A nadie le gusta pagar impuestos. Se les asocia con una relación de vasallos y señores o de súbditos y Estado. La palabra misma es un participio irregular de imponer, y sus sinónimos tienen un sentido muy similar: tributo, gravamen, carga. La palabra contribución suena menos imperativa, pero queda envuelta en el mismo conjunto de significados porque, en el caso, excluye la libre voluntad como primer móvil. Y si no nos gusta pagar impuestos, no nos gusta pagar el Impuesto al Valor Agregado (IVA), y menos cuando su incremento del 50 por ciento, en marzo de l995, fue aprobado de mala manera, con ordinariez y prepotencia. No obstante, hay que admitir que mientras haya quienes manejen los asuntos públicos en nombre de los demás, habrá que pagar impuestos.

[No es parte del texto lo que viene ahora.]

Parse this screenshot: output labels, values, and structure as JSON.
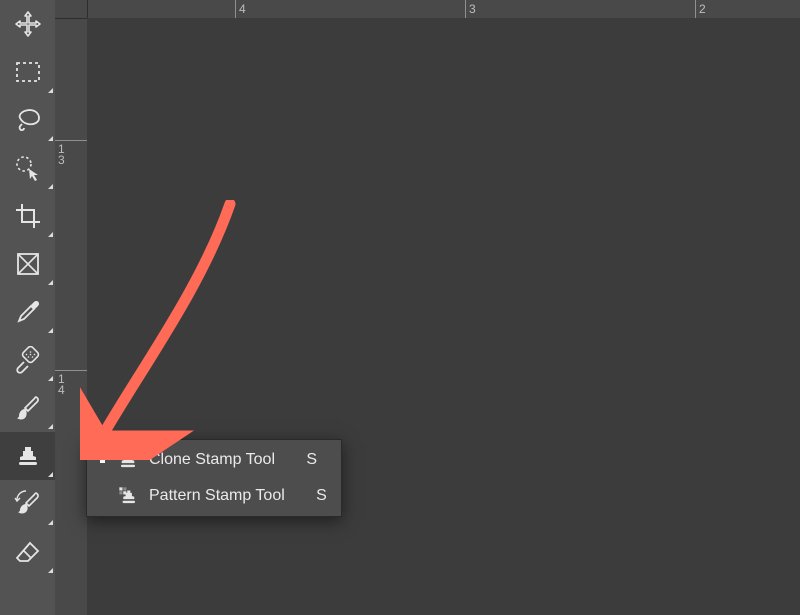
{
  "tools": [
    {
      "id": "move-tool"
    },
    {
      "id": "rectangular-marquee-tool"
    },
    {
      "id": "lasso-tool"
    },
    {
      "id": "quick-selection-tool"
    },
    {
      "id": "crop-tool"
    },
    {
      "id": "frame-tool"
    },
    {
      "id": "eyedropper-tool"
    },
    {
      "id": "spot-healing-brush-tool"
    },
    {
      "id": "brush-tool"
    },
    {
      "id": "clone-stamp-tool",
      "selected": true
    },
    {
      "id": "history-brush-tool"
    },
    {
      "id": "eraser-tool"
    }
  ],
  "ruler": {
    "top_labels": [
      "4",
      "3",
      "2"
    ],
    "left_labels": [
      "13",
      "14"
    ]
  },
  "flyout": {
    "items": [
      {
        "active": true,
        "label": "Clone Stamp Tool",
        "shortcut": "S",
        "icon": "clone-stamp-icon"
      },
      {
        "active": false,
        "label": "Pattern Stamp Tool",
        "shortcut": "S",
        "icon": "pattern-stamp-icon"
      }
    ]
  },
  "colors": {
    "panel": "#535353",
    "flyout": "#4d4d4d",
    "canvas": "#3c3c3c",
    "arrow": "#ff6b57"
  }
}
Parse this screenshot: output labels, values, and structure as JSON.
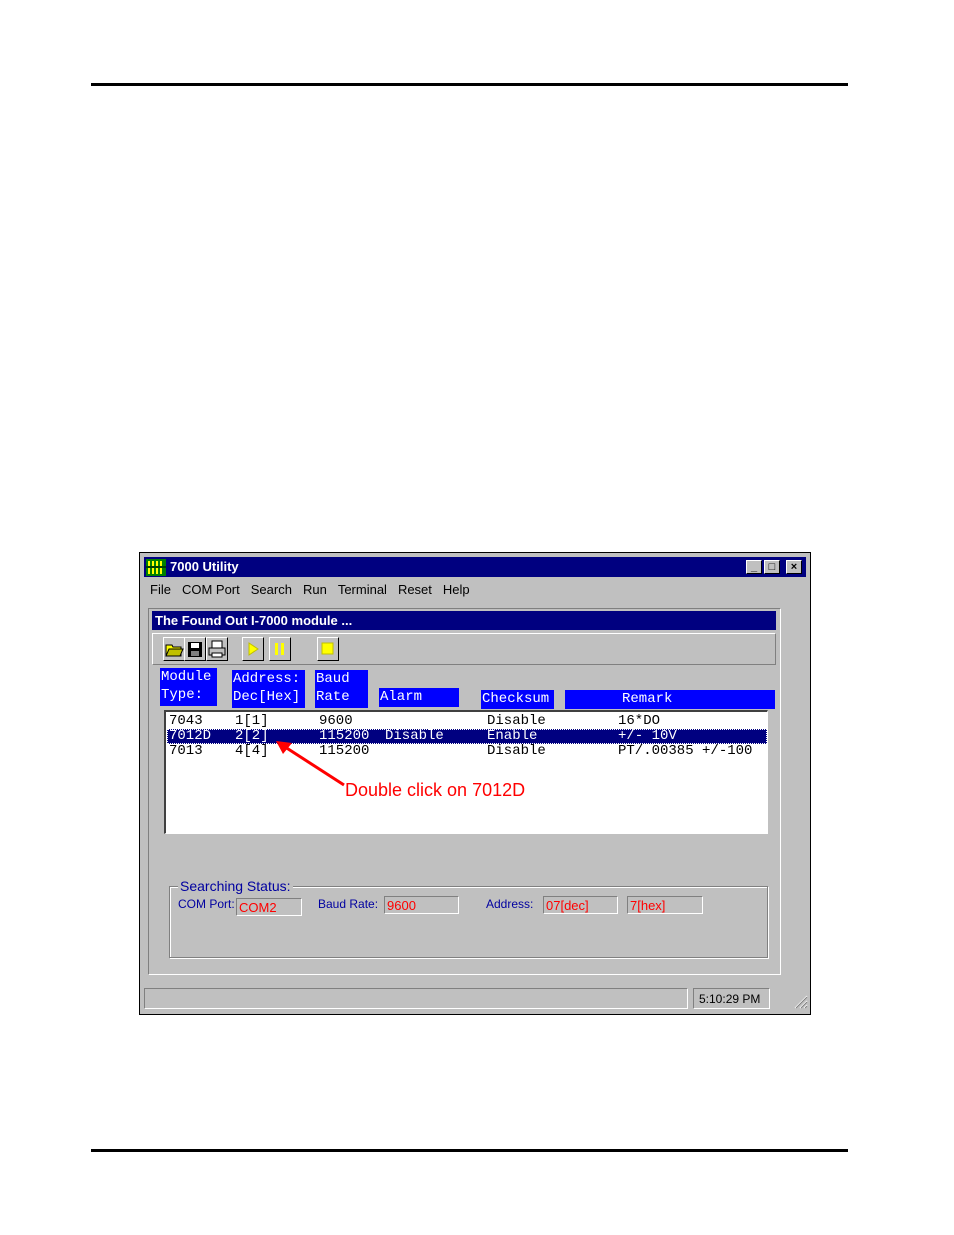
{
  "window": {
    "title": "7000 Utility",
    "minimize": "_",
    "maximize": "□",
    "close": "×"
  },
  "menu": [
    "File",
    "COM Port",
    "Search",
    "Run",
    "Terminal",
    "Reset",
    "Help"
  ],
  "child_window": {
    "title": "The Found Out I-7000 module ..."
  },
  "toolbar": {
    "buttons": [
      "open-folder-icon",
      "save-disk-icon",
      "print-icon",
      "play-icon",
      "pause-icon",
      "stop-icon"
    ]
  },
  "headers": {
    "module_type": "Module\nType:",
    "address": "Address:\nDec[Hex]",
    "baud_rate": "Baud\nRate",
    "alarm": "Alarm",
    "checksum": "Checksum",
    "remark": "Remark"
  },
  "rows": [
    {
      "module": "7043",
      "address": "1[1]",
      "baud": "9600",
      "alarm": "",
      "checksum": "Disable",
      "remark": "16*DO",
      "selected": false
    },
    {
      "module": "7012D",
      "address": "2[2]",
      "baud": "115200",
      "alarm": "Disable",
      "checksum": "Enable",
      "remark": "+/- 10V",
      "selected": true
    },
    {
      "module": "7013",
      "address": "4[4]",
      "baud": "115200",
      "alarm": "",
      "checksum": "Disable",
      "remark": "PT/.00385 +/-100",
      "selected": false
    }
  ],
  "annotation": "Double click on 7012D",
  "searching_status": {
    "legend": "Searching Status:",
    "com_port_label": "COM Port:",
    "com_port_value": "COM2",
    "baud_rate_label": "Baud Rate:",
    "baud_rate_value": "9600",
    "address_label": "Address:",
    "address_dec": "07[dec]",
    "address_hex": "7[hex]"
  },
  "statusbar": {
    "time": "5:10:29 PM"
  },
  "colors": {
    "title_bar": "#000080",
    "header_bg": "#0000ff",
    "annotation": "#ff0000",
    "face": "#c0c0c0"
  }
}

Desde luego, los impuestos más impopulares son los indirectos, los que gravan el consumo de bienes y servicios, y este es el caso del IVA. Pero en nuestro sistema tributario el IVA tiene toda una historia, que no es tan obscena. Aprobado sin muchos traumas el 29 de diciembre de l978, entró en vigor hasta enero de l980, a efecto de abrirse un espacio para establecer una comunicación amplia con todos los sectores sociales y de preparar el aparato técnico para su recaudación y administración. Sustituyó al Impuesto Sobre Ingresos Mercantiles (ISIM), que había sido establecido en l947 y que en aquellos tiempos significó toda una modernización del sistema fiscal al remplazar al primitivo impuesto federal del timbre.
El ISIM era un impuesto sobre las ventas, y funcionó bien (con todas las reservas a que obliga siempre cualquier reflexión sobre impuestos) hasta que los procesos de producción y comercialización se hicieron más y más complejos y empezó a revelar sus serios inconvenientes; el peor de ellos era su efecto acumulativo, que distorsionaba y encarecía los precios en perjuicio de los consumidores finales. Además, tenía efectos desalentadores respecto de la fabricación nacional de maquinaria y equipos de producción.
En las nuevas condiciones de la economía, la solución pareció ser el IVA, un gravamen ya muy experimentado en varios sistemas impositivos, principalmente en Francia. En la cadena que va del o los productores al consumidor final, pasando desde luego por los intermediarios o comerciantes, cada causante pagaría sólo el impuesto correspon- diente al valor que él añadió, con lo que se evitaría la repercusión en cascada y el impacto inflacionario. Además, desde el principio se desgravaron total o parcialmente más de dos terceras partes de productos alimentarios, las medicinas, el sector de agricultura, ganadería y pesca, la construcción de vivien- das y servicios médicos, educativos y asistenciales.
Así que el IVA, siguiendo el principio de equidad, tiende a proteger la demanda popular y a gravar más a los consumidores de artículos de lujo, nacionales o importados. Y como prueba de que su implantación significó una verdadera modernización del sistema tributario, téngase en cuenta que se derogaron 18 impuestos federales y que los gobiernos estatales suspendieron, derogaron o abrogaron más de 300.
Esto no quiere decir, de ningún modo, que el IVA sea un impuesto perfecto, intocable y eterno. Puede incluso desaparecer, como el ISIM, a condición de que sea sustituido por uno mejor, del que por cierto no he oído hablar ni a los más avispados fiscalistas. O bien se puede reducir su impacto en la economía de los consumidores. ¿Aunque sean consumidores de artículos suntuarios? Como la discusión sobre el IVA no está dándose entre especialistas en derecho tributario, sino principalmente entre políticos, parece que el objetivo de la desaparición o de la disminución del IVA beneficiaría --of course-- a las clases populares, a los consumidores pobres; pero por la naturaleza del impuesto, una y otra beneficiarían fundamentalmente a las empresas y a los consumidores finales ricos.
En la línea de la protección del ingreso de los pobres, lo que habría que hacer es ampliar el espectro de las desgravaciones para que incluya, por ejemplo, ciertos alimentos industrializados, ropa y calzado. En otras palabras, es preciso revisar a fondo toda la estructura tributaria, en la que el IVA ocupa el segundo lugar en importancia, y hacerlo con criterios de responsabilidad social, ciertamente, pero también republicana.